Dans l’industrie, la recherche et la conquête de nouvelles sources de matière première ou de produits semi-ouvrés constituent un des grands axes d’innovation. Encore faut-il entendre que ces nouvelles sources ne visent pas d’abord de nouveaux fournisseurs, mais un renouvellement plus original de la cause matérielle de la production. La recherche fondamentale, dans ses dimensions scientifiques et techniques, y travaille sur le long terme, approchant tous les possibles ; la recherche appliquée tente de résoudre les problèmes techniques rencontrés pour mettre en œuvre un possible qui a été retenu pour ses qualités et ses opportunités ; le développement met au point sa forme d’utilisation et d’exploitation optimale, à fin de mise en œuvre effective.

Quelle est la “matière première” du service ?

Mais qu’en est-il pour les entreprises de service ? Une analogie est-elle possible avec le secteur industriel ? Il faut d’abord remarquer que toutes les entreprises industrielles ont développé une activité de service qui fait aujourd’hui partie prenante du produit qu’elles commercialisent ; la question ne se pose donc pas seulement pour les « entreprises de service », mais pour toute entreprise. Les problèmes de renouvellement et d’innovation en matière de service sont tout aussi sensibles – sinon plus, dans un contexte ultra concurrentiel – que ceux qui concernent les sources de matière première pour l’industrie. Aussi est-il essentiel de se demander quelle est la matière première du service…

La question peut paraître un peu puérile : la matière du service, n’est-ce pas la compétence même de ses professionnels, les connaissances, l’intelligence et la réactivité de l’ensemble des collaborateurs de l’entreprise ? C’est bien cela qui est travaillé et transformé pour constituer le service « fini », si l’on peut dire. Il suffit ensuite de trouver les clients qui en ont besoin… Ce schéma comporte évidement une part de performance indéniable ; néanmoins l’examen de « ce que nous savons faire » suffit rarement à trouver de nouvelles sources d’innovation, même lorsque nous avons recours à de la formation régulière pour augmenter nos compétences. Il s’agit en fait d’une approche « fermée » de la matière du service : c’est l’entreprise en elle-même qui est sa propre matière. Sans doute ce schéma a-t-il porté des fruits par le passé, un service original attirant la curiosité et l’appétit de clients pour autant qu’on savait leur en instiller le besoin.

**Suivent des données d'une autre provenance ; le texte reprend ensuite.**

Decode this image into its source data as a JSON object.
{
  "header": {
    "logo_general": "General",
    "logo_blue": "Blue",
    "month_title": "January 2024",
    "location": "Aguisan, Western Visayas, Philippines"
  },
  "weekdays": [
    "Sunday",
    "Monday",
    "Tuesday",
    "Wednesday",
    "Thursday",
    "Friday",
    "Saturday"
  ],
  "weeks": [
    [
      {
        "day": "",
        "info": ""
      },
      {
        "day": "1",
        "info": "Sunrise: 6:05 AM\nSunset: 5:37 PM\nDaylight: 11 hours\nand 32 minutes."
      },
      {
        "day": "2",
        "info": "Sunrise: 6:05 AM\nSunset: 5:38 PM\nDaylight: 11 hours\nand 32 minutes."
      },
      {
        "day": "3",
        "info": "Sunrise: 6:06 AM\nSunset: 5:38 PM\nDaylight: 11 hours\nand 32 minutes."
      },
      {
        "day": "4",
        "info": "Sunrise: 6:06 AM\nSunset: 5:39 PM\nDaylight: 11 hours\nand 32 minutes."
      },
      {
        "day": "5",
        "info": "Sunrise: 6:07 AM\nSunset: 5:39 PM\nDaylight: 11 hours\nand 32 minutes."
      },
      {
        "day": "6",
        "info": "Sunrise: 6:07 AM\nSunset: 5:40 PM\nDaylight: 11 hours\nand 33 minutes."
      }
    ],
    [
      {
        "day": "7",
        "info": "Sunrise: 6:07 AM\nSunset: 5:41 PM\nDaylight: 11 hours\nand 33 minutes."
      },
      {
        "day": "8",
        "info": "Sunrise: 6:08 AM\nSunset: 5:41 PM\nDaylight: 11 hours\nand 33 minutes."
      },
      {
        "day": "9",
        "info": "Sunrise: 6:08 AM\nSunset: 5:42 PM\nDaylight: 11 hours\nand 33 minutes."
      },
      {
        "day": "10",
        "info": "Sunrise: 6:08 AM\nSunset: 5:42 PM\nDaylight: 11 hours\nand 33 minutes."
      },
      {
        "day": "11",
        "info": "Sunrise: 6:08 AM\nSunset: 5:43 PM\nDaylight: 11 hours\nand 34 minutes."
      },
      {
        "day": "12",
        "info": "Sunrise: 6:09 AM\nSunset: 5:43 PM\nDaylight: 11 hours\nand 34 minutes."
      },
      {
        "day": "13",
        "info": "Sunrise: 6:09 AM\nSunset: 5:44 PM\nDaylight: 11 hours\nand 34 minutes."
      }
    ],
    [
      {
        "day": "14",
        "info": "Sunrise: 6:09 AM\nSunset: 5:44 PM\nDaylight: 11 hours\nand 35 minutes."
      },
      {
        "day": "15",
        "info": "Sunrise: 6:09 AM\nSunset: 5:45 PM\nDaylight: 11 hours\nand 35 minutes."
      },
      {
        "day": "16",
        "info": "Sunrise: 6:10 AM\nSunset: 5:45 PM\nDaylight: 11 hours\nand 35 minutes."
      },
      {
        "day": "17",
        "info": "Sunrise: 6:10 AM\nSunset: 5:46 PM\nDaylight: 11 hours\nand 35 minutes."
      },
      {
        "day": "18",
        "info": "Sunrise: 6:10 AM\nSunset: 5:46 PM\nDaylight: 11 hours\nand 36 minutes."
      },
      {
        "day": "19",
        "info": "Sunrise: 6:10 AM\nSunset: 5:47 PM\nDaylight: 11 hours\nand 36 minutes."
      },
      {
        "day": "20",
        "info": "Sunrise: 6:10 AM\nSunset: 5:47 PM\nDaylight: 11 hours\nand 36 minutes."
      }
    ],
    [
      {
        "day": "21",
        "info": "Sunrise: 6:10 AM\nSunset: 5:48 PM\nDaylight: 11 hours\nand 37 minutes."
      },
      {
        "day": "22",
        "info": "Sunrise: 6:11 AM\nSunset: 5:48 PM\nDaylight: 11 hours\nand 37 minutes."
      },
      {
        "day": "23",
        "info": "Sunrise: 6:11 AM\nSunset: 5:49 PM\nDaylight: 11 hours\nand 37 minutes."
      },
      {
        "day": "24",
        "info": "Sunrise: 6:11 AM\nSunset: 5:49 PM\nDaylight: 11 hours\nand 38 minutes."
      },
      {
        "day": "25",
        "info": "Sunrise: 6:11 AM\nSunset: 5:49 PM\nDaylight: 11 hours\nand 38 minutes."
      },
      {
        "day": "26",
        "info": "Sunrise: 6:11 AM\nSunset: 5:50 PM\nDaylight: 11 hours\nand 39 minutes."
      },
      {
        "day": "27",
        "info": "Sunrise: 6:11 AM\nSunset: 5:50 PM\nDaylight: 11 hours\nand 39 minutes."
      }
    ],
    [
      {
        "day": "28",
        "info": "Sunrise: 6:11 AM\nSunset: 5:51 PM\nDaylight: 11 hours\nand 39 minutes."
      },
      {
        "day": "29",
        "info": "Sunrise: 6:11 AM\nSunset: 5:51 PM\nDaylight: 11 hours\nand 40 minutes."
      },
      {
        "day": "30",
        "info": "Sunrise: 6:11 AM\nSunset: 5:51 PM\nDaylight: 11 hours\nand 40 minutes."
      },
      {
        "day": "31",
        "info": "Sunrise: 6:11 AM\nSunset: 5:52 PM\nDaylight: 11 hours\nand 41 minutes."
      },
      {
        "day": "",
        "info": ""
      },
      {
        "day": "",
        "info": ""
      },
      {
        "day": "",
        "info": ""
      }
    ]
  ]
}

La conception d’un partenariat

Dans la nature du marché qui est le nôtre aujourd’hui, ce schéma semble néanmoins très insuffisant. Le service suppose désormais une approche ouverte de sa matière, c'est-à-dire que l’entreprise ne peut trouver par elle seule sa ressource en matière première. Tout service un peu "pointu" se construit aujourd’hui comme un véritable partenariat avec son client. Le service « fermé », c’est « faire quelque chose pour » un client, voire échanger des intérêts réciproques. Le service « ouvert », c’est proprement « faire ensemble », c'est-à-dire que notre client est apporteur de matière, à part entière ; et qu’il s’agit de travailler ensemble.

C’est en fait un changement de perspective : dans le service « fermé », le besoin du client, – par la satisfaction de la demande qui y correspond – a valeur de cause finale : nous répondons à un cahier des charges en montrant les correspondances exactes entre le besoin exprimé et « ce que nous savons faire ». Dans le service « ouvert », le besoin du client a valeur de cause matérielle : c’est lui qui constitue la matière première à partir de laquelle nous concevons, ensemble, le service lui-même. Tout comme dans une démarche de qualité complète, la collaboration s’étend de la conception… au service après-vente : le prestataire du service devient partie prenante de l’entreprise cliente. La cause finale devient le développement du partenariat, conçu comme outil de développement des deux parties. L’entreprise cliente apporte de la sorte elle-même un service à son prestataire.

C’est ainsi que la relation client/fournisseur, dans le service moderne, dépasse de loin le seul rapport marchand que la concurrence mal comprise a tendance à imposer. C’est là également que la valeur des personnes, le développement de leurs talents et – oserions-nous dire – la « qualité d’une présence », reprend tous ses droits sur le modèle vendeur un peu psychorigide qui a prévalu dans le passé.